After our second night we set off towards Sarasota via Dunedin, St Petersburg and Clearwater. Dunedin was a quaint old sea port with a quiet friendly feel. The old railway station has been preserved and houses the museum but was closed on the day we visited. The old track down the west Florida coast was torn up many years ago and made into a dead-straight cycle path that runs for miles.
Clearwater has a beautiful brilliant white sand beach where the ‘pretty people’ hang out. We felt ancient! Pier 60 is the most famous pier (apparently) for watching sunsets and with a west facing coast they don’t get much better. We parked for 2 hours, ventured out onto the pier, watched the younger generation strutting the beach taking selfies as they played with their hair. We were 40 years too late for this place so climbed back into our Corvette – sorry Nissan Versa and drove on.

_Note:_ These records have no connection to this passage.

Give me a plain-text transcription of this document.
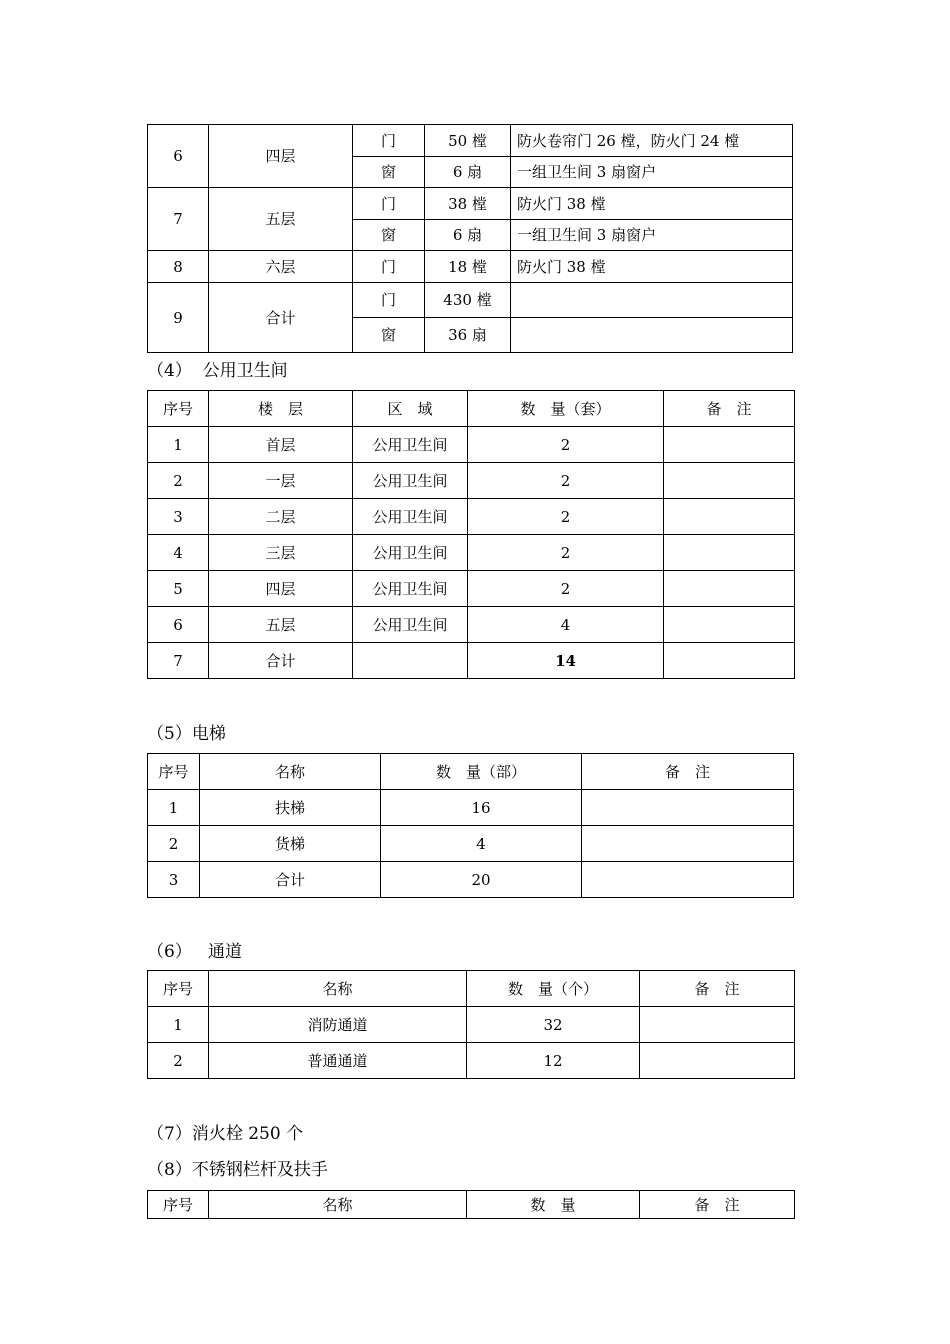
6	四层	门	50 樘	防火卷帘门 26 樘，防火门 24 樘
		窗	6 扇	一组卫生间 3 扇窗户
7	五层	门	38 樘	防火门 38 樘
		窗	6 扇	一组卫生间 3 扇窗户
8	六层	门	18 樘	防火门 38 樘
9	合计	门	430 樘	
		窗	36 扇	
（4）  公用卫生间
序号	楼　层	区　域	数　量（套）	备　注
1	首层	公用卫生间	2	
2	一层	公用卫生间	2	
3	二层	公用卫生间	2	
4	三层	公用卫生间	2	
5	四层	公用卫生间	2	
6	五层	公用卫生间	4	
7	合计		14	
（5）电梯
序号	名称	数　量（部）	备　注
1	扶梯	16	
2	货梯	4	
3	合计	20	
（6）   通道
序号	名称	数　量（个）	备　注
1	消防通道	32	
2	普通通道	12	
（7）消火栓 250 个
（8）不锈钢栏杆及扶手
序号	名称	数　量	备　注
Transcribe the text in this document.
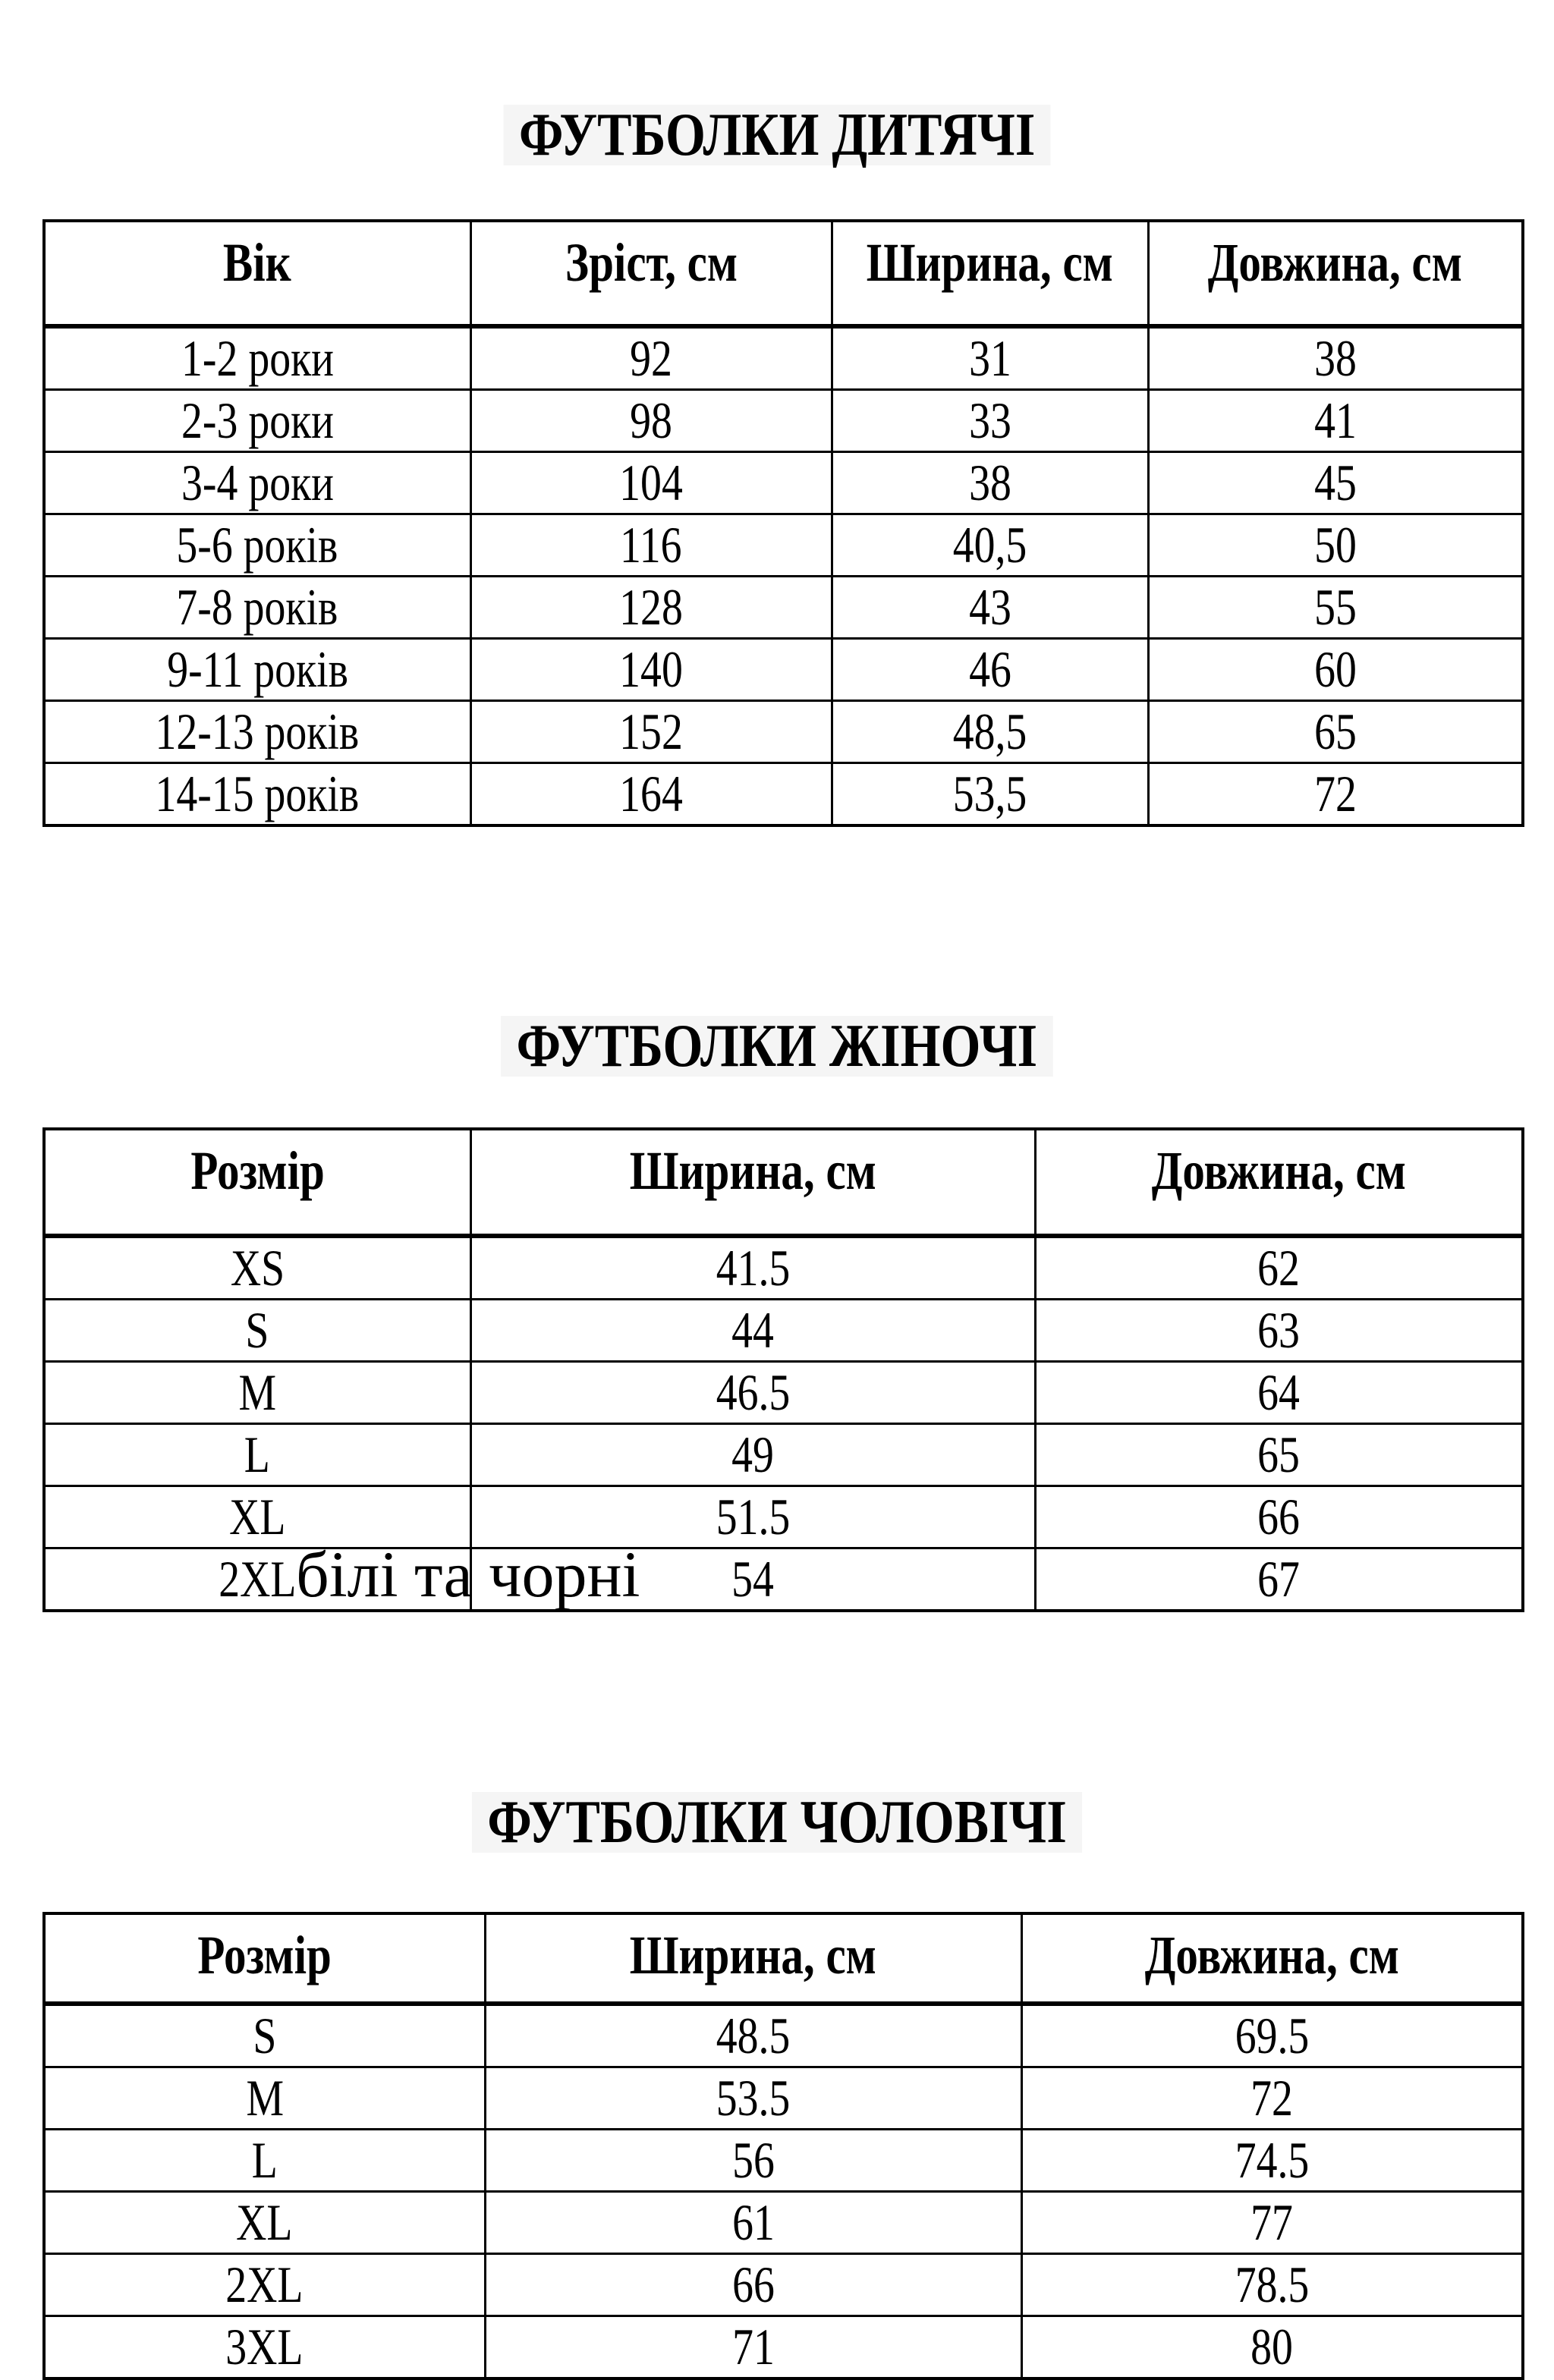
ФУТБОЛКИ ДИТЯЧІ
Вік	Зріст, см	Ширина, см	Довжина, см
1-2 роки	92	31	38
2-3 роки	98	33	41
3-4 роки	104	38	45
5-6 років	116	40,5	50
7-8 років	128	43	55
9-11 років	140	46	60
12-13 років	152	48,5	65
14-15 років	164	53,5	72
ФУТБОЛКИ ЖІНОЧІ
Розмір	Ширина, см	Довжина, см
XS	41.5	62
S	44	63
M	46.5	64
L	49	65
XL	51.5	66
2XL білі та чорні	54	67
ФУТБОЛКИ ЧОЛОВІЧІ
Розмір	Ширина, см	Довжина, см
S	48.5	69.5
M	53.5	72
L	56	74.5
XL	61	77
2XL	66	78.5
3XL	71	80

St Petersburg was more our style although with a million odd parking meters adorning all the downtown streets with only a USA number to call to make payment we decided to just drive round and move on across Tampa Bay and the famous Sunshine Skyway Bridge which is ranked No.3 in the world’s top 10 bridges. Not sure what qualifies for a top 10 bridge but for scare factor alone we put it immediately at No.1. Given Tampa’s perfect position for a large commercial port some pretty big ships grace its waters and so the requirement for the bridge to be so high is beyond question  The clearance to shipping is 180ft and its not for the feint-hearted as the concrete crash barrier doesn’t seem high enough to prevent a vehicle given a good hefty nudge from hurtling over the edge to the passengers certain deaths. It was 3 lanes and 4 miles of devil may care driving as we were virtually pushed across by a large private truck the size of which meant we could only see its radiator grill in the rear view mirror. Frustrated by the lanes either side being bumper to bumper traffic the horned driver endeavored to improve his transit time by intimidating two Brits in a humble Nissan. God! it looked a long way down when daring to take your eyes off the road and the car in front!
That bridge!
Our next hotel in Sarasota was similar to the first but with a welcome larger bedroom, pool, same TV channels and yes the same disappointing breakfast with the same supplier of cutlery and crockery as the last. If plastic-ware is the norm in hotels compared in price to Travelodge and Holiday Inn back home what on earth do they supply in cheap motels? There was no scrambled egg this time. Instead there was a mountain of hard boiled eggs, although the one N had was far from hard. On a more sinister note (and we are not eco warriors hell bent on saving the planet) what was obvious was the sheer amount of single use plastic that filled the garbage bins in both locations. If there is an anti-plastic revolution going on over here we’ve missed it. As there was no dinner restaurant in the hotel (neither of them actually offered dinner) we opted to eat at a Mexican diner just a few yards from the hotel which had really good food served by a young waitress who had ambitions to be a realtor (estate agent) but amazingly had never actually heard of Cape Canaveral. Maybe it was our pronunciation?